The rest of the supporting cast does an equally superb job. Fan favourite Nicholas Courtney makes his series' debut here, playing Bret Vyon, and he delivers the goods as he always will. Adrienne Hill's Katarina is a sad figure, and I almost wonder if she is an object lesson on the exact people you shouldn't take traveling through time and space. She never truly understands what is happening to her, and she eventually sacrifices herself through a gesture we're not even sure she fully comprehends. It's immensely tragic. Jean Marsh's Sara Kingdom is even more of a shock, since she seems ideally suited to travel with the Doctor, but serving to illustrate that not everyone will come out of their association with the Doctor unscathed. Some pay the highest price.

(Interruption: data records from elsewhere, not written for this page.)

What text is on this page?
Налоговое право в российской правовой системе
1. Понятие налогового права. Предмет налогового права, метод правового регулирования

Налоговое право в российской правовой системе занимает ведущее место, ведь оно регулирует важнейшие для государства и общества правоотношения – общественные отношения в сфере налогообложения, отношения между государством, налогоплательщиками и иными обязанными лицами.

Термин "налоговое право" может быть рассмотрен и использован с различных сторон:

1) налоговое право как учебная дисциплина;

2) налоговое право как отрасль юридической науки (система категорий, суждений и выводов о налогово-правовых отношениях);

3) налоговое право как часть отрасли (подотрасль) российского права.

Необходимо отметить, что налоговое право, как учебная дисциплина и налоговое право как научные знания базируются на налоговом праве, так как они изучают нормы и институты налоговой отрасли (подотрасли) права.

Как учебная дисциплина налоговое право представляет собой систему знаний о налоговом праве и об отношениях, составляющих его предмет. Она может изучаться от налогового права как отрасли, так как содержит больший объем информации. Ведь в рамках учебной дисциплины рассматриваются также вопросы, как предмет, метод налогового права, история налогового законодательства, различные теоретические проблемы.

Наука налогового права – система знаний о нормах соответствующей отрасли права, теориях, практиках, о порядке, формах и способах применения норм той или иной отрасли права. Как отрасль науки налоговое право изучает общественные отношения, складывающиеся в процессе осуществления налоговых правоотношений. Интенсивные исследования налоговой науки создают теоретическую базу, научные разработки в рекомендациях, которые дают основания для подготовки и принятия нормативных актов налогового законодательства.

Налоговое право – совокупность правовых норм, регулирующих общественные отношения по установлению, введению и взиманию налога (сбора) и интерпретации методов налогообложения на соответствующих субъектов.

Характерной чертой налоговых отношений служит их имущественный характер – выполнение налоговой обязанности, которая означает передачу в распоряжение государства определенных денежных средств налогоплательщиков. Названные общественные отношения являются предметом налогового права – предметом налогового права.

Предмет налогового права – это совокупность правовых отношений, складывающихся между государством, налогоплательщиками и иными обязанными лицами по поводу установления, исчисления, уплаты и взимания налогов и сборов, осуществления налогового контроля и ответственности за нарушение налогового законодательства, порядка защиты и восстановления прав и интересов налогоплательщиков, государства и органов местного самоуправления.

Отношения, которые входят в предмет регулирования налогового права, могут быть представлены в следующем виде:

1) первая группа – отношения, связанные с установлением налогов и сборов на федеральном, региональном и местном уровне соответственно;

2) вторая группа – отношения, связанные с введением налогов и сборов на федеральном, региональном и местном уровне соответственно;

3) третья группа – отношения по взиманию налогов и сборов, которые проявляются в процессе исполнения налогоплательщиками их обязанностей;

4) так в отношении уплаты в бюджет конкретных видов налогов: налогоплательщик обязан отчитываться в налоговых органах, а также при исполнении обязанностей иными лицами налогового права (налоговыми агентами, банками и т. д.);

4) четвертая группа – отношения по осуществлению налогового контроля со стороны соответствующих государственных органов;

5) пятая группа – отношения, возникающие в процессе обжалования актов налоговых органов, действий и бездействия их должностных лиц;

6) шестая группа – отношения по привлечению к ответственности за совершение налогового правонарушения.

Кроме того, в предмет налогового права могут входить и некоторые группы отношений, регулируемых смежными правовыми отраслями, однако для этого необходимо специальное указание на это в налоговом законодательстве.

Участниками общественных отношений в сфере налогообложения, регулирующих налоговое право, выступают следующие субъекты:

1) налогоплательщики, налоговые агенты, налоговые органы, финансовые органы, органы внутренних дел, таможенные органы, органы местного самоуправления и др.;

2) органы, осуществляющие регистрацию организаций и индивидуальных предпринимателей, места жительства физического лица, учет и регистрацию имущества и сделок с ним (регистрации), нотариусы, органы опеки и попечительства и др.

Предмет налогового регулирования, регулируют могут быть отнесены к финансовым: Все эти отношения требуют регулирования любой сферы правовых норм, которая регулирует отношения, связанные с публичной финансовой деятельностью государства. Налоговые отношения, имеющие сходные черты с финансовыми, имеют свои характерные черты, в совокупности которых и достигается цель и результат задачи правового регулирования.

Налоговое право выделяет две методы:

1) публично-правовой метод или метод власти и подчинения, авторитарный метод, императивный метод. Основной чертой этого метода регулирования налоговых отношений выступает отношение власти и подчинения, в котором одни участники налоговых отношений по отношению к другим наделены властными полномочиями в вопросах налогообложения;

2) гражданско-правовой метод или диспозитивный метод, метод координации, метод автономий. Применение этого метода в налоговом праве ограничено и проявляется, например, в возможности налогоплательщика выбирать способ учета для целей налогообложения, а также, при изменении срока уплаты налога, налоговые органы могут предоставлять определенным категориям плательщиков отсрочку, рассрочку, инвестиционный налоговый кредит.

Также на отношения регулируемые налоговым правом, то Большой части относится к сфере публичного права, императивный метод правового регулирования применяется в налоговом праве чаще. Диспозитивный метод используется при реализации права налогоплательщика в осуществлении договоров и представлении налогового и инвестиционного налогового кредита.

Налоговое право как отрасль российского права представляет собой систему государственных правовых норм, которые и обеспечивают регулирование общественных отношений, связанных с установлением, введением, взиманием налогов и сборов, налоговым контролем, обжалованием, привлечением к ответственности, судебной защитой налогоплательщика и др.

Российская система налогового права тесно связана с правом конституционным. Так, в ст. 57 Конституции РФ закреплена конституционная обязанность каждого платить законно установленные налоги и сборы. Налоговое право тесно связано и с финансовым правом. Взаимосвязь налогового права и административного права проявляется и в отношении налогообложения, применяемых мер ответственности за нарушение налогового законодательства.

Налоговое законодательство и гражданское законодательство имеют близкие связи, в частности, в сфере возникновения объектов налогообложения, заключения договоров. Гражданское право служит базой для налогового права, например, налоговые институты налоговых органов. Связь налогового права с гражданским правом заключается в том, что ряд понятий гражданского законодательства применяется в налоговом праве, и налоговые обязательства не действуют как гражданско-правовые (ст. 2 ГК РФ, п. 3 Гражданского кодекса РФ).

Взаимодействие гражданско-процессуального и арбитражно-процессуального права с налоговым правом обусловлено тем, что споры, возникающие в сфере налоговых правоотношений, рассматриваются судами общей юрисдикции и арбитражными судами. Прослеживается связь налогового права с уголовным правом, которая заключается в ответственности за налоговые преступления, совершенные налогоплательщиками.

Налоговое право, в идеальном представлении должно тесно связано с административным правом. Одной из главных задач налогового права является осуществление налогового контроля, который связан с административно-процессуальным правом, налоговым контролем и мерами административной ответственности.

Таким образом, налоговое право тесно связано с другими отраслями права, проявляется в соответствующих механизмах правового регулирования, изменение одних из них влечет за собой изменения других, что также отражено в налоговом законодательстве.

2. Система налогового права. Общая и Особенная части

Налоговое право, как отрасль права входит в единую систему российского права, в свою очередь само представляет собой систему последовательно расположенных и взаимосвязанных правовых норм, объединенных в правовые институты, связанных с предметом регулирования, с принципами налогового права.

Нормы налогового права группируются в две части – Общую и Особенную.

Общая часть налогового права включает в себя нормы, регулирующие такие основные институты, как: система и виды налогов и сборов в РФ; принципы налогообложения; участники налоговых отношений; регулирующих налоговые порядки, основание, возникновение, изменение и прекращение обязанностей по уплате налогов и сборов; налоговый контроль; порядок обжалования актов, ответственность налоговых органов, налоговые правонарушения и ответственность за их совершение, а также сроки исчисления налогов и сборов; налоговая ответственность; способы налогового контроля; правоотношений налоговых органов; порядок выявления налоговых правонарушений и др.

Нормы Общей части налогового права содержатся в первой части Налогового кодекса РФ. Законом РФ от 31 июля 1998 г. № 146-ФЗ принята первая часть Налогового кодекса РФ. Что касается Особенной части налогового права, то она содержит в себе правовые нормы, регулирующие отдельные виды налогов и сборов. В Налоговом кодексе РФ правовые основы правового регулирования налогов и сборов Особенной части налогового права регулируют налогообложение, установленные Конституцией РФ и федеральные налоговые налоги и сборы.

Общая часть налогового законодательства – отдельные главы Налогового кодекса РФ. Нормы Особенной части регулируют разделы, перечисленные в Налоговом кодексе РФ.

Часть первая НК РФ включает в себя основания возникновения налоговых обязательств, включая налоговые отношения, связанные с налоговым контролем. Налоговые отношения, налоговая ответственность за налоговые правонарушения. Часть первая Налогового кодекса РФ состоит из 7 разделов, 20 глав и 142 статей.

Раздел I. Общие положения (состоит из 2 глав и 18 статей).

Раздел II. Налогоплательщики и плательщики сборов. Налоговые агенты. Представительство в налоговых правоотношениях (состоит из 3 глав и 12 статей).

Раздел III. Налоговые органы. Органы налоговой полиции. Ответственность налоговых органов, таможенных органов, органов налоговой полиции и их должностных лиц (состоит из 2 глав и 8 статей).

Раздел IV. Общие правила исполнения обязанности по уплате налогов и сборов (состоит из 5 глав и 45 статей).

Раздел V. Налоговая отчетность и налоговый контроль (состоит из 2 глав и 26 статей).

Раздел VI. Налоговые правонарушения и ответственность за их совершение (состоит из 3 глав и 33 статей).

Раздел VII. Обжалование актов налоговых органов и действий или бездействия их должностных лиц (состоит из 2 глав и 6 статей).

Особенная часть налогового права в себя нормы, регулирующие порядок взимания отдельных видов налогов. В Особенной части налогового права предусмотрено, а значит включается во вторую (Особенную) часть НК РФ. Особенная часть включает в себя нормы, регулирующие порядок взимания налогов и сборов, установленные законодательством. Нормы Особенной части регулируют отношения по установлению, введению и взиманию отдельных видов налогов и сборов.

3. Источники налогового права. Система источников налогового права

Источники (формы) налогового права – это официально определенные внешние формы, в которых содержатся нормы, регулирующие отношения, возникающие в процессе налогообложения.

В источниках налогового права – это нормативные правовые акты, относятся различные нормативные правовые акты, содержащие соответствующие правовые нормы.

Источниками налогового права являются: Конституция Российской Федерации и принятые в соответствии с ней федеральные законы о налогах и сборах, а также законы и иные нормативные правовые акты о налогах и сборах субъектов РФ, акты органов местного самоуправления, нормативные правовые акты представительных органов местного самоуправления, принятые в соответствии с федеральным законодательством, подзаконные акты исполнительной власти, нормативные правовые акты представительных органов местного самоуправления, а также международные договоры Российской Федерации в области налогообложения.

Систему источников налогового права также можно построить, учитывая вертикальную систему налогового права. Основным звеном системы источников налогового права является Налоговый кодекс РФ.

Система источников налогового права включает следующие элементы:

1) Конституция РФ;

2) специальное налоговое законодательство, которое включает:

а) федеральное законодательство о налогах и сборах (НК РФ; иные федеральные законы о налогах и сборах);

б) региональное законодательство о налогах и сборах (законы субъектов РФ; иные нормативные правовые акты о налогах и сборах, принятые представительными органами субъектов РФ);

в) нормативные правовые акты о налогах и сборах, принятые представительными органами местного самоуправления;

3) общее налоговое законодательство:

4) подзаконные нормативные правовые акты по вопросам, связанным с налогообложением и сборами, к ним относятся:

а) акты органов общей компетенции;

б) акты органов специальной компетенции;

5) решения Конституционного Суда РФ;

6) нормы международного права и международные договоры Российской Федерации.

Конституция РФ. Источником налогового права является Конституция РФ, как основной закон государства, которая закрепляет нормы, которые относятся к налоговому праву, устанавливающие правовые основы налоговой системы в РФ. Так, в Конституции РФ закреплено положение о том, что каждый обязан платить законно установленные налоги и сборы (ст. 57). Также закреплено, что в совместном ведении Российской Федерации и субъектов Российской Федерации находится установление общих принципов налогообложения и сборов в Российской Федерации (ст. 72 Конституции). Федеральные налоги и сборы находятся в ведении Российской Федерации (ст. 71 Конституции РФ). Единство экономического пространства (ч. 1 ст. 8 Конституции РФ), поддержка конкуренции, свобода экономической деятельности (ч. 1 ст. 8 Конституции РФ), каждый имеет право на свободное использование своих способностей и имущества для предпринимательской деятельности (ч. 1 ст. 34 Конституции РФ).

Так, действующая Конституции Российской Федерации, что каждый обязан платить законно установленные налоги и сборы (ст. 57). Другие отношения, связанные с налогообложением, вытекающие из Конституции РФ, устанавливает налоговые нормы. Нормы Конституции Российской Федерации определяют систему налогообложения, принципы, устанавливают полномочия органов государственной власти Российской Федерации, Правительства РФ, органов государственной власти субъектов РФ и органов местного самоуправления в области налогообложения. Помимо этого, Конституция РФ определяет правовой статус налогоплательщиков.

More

But with all those positives, the serial does have a major drawback, which is its length and subsequent splitting of the writing duties. Nation writes the initial five episodes, then writes the seventh, which is a special Christmas comedy episode with no connection to the over-arching story. The remainder are written by Dennis Spooner. The second half abandons the tone so expertly established for a far more standard adventure involving ancient Egypt and the Monk. It's by no means bad, but its tone and flavour seem so different from the earlier set of episodes that it is jarring. This may be one of the drawbacks of experiencing the serial in one or two sittings, rather than a weekly broadcast, where such changes in tone would be more easily forgiven. But it does halt the impetus of the over-arching story, and it doesn't regain its earlier power until the final two episodes.
All of this was overseen by the great Douglas Camfield, one of the classic series' best directors. He mines the story for every stylistic touch and moment of suspense he can muster, and it all works to great effect. And yet, for all the action he injects, it's the cost of the harrowing adventure that lingers. It feels like an apocalyptic battle, one that isn't really won by our heroes but survived. The deaths of Katarina and Sara mar their victory, and even if they save the universe, it is certainly not without cost.
The Daleks' Master Plan is so close to being the masterpiece is desperately wants to be. If it falls short in any way, it's certainly not for lack of trying. For that alone, the production team must be congratulated, and the story should be counted amongst the best of the Hartnell era.